An earthworm cast produced by A. Khami, a large tropical species found in Northeast Vietnam.

The study found striking differences in the chemical composition of earthworm casts versus control soils that ubiquitously indicate higher carbon storage in casts. Casts are more structurally stable and can withstand at least twice as long a rainfall event as control soils without compromising their structural integrity. They are enriched in carbon compared with controls, and particularly in carbon compounds such as lignin that have a high “carbon storage” potential. Lignin, a primary constituent of woody plant tissue, is a complex and heterogeneous molecule that is both carbon-rich and difficult for microbes to decompose.
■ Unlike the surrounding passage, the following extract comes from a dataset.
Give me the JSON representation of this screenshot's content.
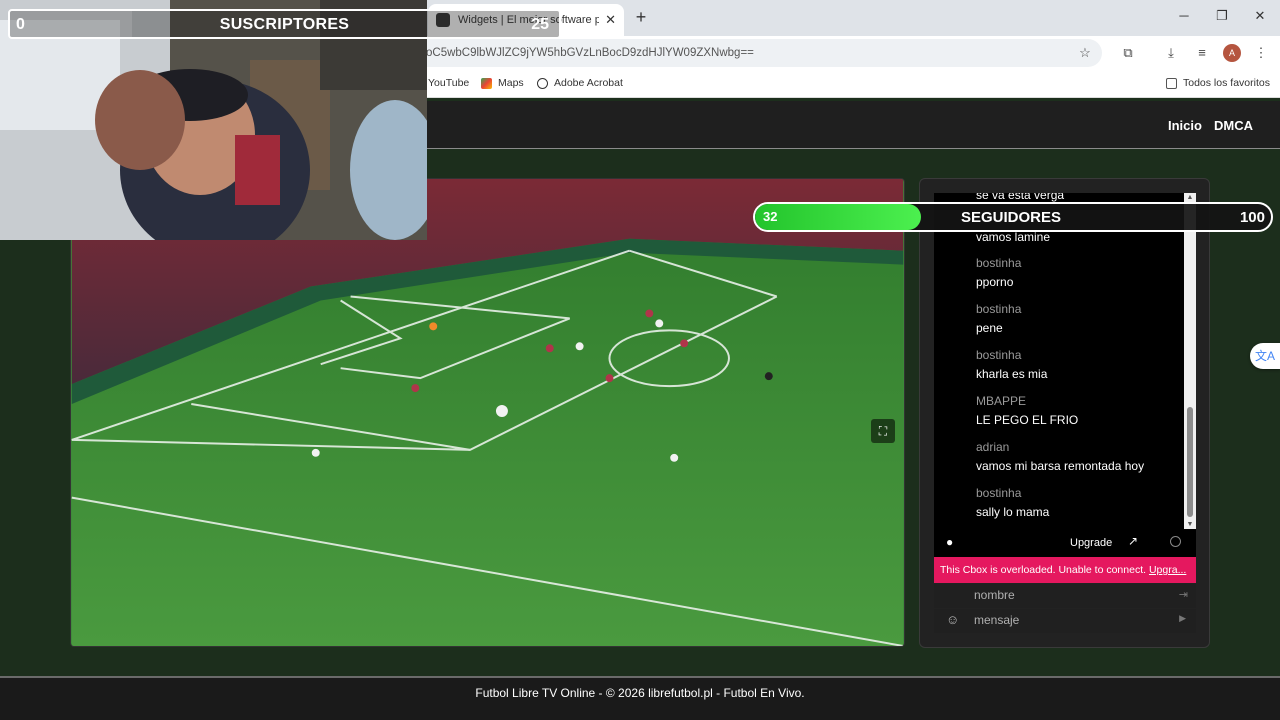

Earthworms probably excrete high quantities of lignin after obtaining the more digestible carbon sources from the roots and leaves that they eat. Finally, high levels of mineral associated-SOM were found in casts. Soil minerals bind to organic matter through electrostatic interactions, and in doing so make it unavailable for decomposers.

Though it well known that earthworm digestion initially speeds up decomposition, this new study suggests that casts may in fact contribute to long-term carbon stabilization. In tropical soils, which tend to cycle carbon quite rapidly, this mechanism should not go unappreciated. Future tropical land-use decisions may want to account for the welfare of this often-unappreciated soil organism.

Hong et al. 2011. How do earthworms influence organic matter quantity and quality in tropical soils? Soil Biology and Biochemistry 43: 223-230.